Perdido

Una noche de verano. Las estrellas brillaban mas que nunca en el cielo oscuro y limpio. Solo, en el bosque, el silencio era aterrador. Estaba perdido. Pero lo peor no era eso, lo peor era que no sabia como ni por que razon habia llegado hasta alli. Estaba solo, desamparado y confuso. Estaba solo y triste. Pero el cielo era impresionante. Era lo unico que me daba seguridad en aquel ambiente de oscuridad y silencio. En ese momento hubiese querido flotar, volar, alejarme de alli y empaparme de la luz de las estrellas. Viajar al infinito del cielo y perderme en el. Entonces si habria querido estar perdido. Perdido para mi, para todos, para todo.

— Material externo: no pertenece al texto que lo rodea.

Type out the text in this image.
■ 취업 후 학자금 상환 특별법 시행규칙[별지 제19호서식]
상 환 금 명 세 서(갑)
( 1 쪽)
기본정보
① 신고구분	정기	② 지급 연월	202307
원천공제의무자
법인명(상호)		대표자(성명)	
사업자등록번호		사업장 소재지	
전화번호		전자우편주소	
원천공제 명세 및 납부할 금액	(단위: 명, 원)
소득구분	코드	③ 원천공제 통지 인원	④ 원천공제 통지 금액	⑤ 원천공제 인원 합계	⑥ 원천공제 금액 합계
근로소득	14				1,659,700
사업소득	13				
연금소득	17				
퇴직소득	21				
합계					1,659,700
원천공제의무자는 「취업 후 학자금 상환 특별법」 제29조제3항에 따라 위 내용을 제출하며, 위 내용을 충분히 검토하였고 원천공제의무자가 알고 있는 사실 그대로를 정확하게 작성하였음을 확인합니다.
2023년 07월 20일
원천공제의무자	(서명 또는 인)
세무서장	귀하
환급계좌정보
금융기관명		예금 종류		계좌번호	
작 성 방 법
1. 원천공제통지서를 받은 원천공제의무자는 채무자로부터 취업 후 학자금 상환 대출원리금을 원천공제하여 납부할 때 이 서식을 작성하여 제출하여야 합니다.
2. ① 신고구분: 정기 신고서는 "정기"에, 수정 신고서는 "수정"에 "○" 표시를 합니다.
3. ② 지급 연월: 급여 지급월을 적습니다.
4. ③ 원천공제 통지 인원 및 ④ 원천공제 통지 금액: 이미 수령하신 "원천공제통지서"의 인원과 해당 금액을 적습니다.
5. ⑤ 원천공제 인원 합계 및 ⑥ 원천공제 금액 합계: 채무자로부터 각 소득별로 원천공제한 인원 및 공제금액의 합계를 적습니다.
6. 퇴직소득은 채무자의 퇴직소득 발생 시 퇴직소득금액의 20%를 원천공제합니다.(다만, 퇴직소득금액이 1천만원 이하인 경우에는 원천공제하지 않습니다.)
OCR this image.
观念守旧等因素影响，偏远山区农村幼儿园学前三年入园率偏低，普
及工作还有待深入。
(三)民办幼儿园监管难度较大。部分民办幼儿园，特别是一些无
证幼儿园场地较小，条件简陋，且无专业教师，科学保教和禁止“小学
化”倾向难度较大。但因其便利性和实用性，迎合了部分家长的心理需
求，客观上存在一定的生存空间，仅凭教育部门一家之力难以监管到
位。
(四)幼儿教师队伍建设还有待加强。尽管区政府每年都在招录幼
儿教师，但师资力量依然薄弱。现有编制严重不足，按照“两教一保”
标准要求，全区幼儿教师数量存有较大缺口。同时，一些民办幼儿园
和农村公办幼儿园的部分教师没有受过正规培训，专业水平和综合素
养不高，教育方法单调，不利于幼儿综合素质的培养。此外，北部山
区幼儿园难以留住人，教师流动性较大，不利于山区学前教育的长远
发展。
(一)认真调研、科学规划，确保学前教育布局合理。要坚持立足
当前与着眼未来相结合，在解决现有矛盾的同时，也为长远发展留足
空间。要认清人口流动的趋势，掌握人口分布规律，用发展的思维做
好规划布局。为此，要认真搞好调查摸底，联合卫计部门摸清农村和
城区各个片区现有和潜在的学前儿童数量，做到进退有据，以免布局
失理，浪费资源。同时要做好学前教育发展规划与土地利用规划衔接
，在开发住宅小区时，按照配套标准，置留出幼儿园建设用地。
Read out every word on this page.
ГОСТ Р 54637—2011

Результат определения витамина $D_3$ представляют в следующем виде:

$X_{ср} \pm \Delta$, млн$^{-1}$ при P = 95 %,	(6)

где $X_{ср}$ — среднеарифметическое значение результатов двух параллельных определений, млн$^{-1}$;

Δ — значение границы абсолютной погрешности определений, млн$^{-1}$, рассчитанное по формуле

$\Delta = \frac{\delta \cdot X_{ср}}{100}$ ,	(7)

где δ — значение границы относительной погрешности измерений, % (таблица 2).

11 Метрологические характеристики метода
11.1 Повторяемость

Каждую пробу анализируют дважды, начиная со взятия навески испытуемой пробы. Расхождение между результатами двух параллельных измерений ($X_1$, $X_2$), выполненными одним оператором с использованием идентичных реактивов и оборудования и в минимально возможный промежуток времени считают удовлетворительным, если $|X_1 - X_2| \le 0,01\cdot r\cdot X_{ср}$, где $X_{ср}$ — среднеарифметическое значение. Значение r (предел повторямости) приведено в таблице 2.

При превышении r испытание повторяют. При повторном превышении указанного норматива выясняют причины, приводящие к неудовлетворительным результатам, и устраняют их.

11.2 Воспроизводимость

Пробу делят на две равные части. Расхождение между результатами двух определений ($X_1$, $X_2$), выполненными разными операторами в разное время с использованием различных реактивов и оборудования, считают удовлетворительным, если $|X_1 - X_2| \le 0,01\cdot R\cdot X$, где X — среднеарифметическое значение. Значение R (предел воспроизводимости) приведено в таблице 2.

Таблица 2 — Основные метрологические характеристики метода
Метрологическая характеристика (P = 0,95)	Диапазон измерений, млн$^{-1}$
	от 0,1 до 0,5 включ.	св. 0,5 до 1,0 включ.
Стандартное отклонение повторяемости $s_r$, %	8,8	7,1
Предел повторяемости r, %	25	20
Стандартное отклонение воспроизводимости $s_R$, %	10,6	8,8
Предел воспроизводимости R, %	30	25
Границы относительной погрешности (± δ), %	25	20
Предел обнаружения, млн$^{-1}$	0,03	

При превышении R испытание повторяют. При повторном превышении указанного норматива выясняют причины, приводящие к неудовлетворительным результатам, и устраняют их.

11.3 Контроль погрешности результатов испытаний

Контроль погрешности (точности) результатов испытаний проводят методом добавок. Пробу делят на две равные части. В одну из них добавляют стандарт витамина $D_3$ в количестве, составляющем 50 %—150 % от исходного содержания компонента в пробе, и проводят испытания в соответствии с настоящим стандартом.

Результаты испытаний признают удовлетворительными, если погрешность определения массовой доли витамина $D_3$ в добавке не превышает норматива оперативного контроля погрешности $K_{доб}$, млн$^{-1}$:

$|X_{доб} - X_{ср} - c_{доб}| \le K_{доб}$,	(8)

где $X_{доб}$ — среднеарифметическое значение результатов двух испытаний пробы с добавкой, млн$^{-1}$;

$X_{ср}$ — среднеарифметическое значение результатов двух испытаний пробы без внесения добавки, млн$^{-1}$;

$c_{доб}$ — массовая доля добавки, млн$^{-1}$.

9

Porque no sabia que hacia en aquel pequeño claro de bosque invadido por la oscuridad de una noche de verano… Sin saber que direccion tomar, opte por sentarme sobre una pequeña piedra que habia mas o menos en el centro de aquel claro. Debia reflexionar. Quiza con un esfuerzo lograse recordar que demonios hacia alli.

Una pequeña brisa se levanto de repente como impulsandome a que la siguiese para poder alejarme de alli. Pero, ay, no era suficiente como para impulsarme y llevarme. Ademas, ¿que estrellas, brisas ni infinitos? Ya no era un niño. No podia ponerme a llorar, como tampoco ponerme a fantasear creyendo que voy a volar como Peter Pan en busca de el reino de Nunca Jamas. En ese momento estaba perdido, y cualquier cosa que me pasase dependia de como actuase desde ese momento. No sabia porque habia acabado en aquel lugar, pero estaba convencido de que poco a poco iria recuperando la memoria.

Al menos, mi nombre no lo habia olvidado, y sabia quien era y cual era mi vida. Pero parecia que me hubiesen arrancado de ella en cualquier instante para llevarme hasta aqui, sin solucion de continuidad. Estaba solo, perdido, angustiado, … pero debia actuar.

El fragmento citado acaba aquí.